Mais il y a pire. Les adeptes de la « continuité d'activité » sont déchaînés. Exemple, cette structure, publique, qui devait m'accueillir pour une conférence à la fin du printemps et qui tient absolument à ce que je tienne la dite conférence via internet. Et de me bombarder de liens pour télécharger tel ou tel logiciel et pour apprendre à l'utiliser « convenablement » en un temps record. Mais, monsieur, je n'ai pas envie de me former « maintenant » à je ne sais quel logiciel. Ce n'est pas le moment. Il y a d'autres urgences.Dans le lot, et nombre d'amis m'en parlent car cela ne me concerne pas, il y a aussi les dingues de la visio-conférence alors que jamais les réunions, déjà inutiles, n'ont été aussi inutiles...

Témoignage d'une amie travaillant dans une entreprise spécialisée dans l'Intelligence artificielle. « Mon chef fait partie de ces Parisiens qui se sont sauvés de la capitale. Il a une maison du côté de Bordeaux. Il nous oblige à faire deux visioconférences par jour. Comme ça, juste pour nous tenir en laisse. Il le dit lui-même, on n'est pas en vacances sauf que pour lui, on sent bien que c'est le cas. Il est même content qu'on voie sa piscine en arrière-plan. On n'a pas grand-chose à se dire. Quelques courriels devraient suffire mais non. Il continue à être le chef. »

Ah les bons petits soldats de la mondialisation heureuse... Ces gens qui ont pillé les pharmacies parisiennes avant de quitter la ville et d'emmener le virus dans des déserts médicaux. Ces gens qui trouvent normal que des ouvriers, des caissières, des éboueurs continuent de travailler en étant exposés au virus. Ces gens qui n'ont pour les plus humbles que mépris de classe. Je ne sais pas comment sera l'après-Covid mais j'espère que nous allons pouvoir réduire l'influence et l'emprise sur la société de ces nuisibles. Sinon, la prochaine fois sera pire.Dans les circonstances que nous vivons, il est des continuités d'activité qui sont inutiles et qu'il convient de reporter. Que l'on fonctionne a minima, soit.

Que chacun mène sa mission dans son coin, d'accord. Mais faire feu de tout bois en se la jouant brave londonien impassible subissant avec courage le Blitz et les V2, non.
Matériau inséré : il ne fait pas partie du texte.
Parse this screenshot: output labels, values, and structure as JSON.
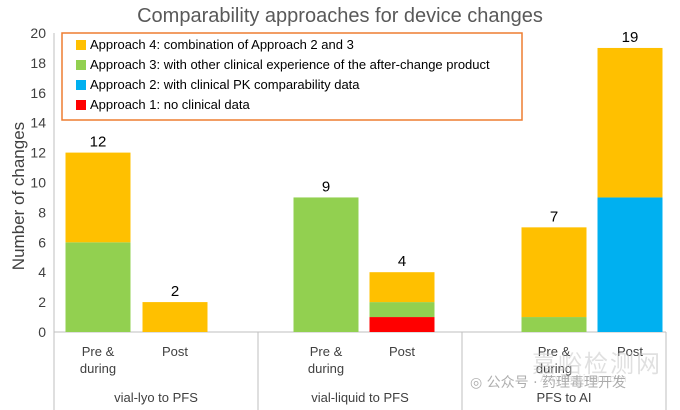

Cela vaut pour les écoles aussi. A quoi bon surcharger de devoirs des gamins anxieux qui, de toutes les façons, les traiteront par-dessus la jambe ? Il y a d'ailleurs une injustice de traitement scandaleuse dans cette école à distance. Certaines familles ont plusieurs ordinateurs, une imprimante et un scanner. D'autres pas. Et il existe aussi des familles qui n'en ont pas du tout. Chez certains, l'ordinateur est vieux et ne peut pas utiliser tous les logiciels nécessaires. De cela, le gouvernement français et son clownesque (dangereux) ministre de l'éducation ne semblent guère s'émouvoir.

Tout cela parce que l'objectif, politique, est d'éviter l'année blanche. Pour pouvoir pavoiser par la suite en affirmant que l'essentiel a été sauvé. Mais de quel essentiel parle-t-on ? Que vaut un bac dont de nombreuses épreuves de contrôle continu se déroulent à la maison. Dans certains foyers, les parents aident. Dans d'autres, ils ne le peuvent pas. Dans cette affaire, l'égalité inscrite au fronton des mairies semble bien relative. Bref. On ferait mieux de laisser les gens tranquilles plutôt que de s'agiter inutilement comme ces pauvres gars qui rangeaient les transats sur le pont du Titanic.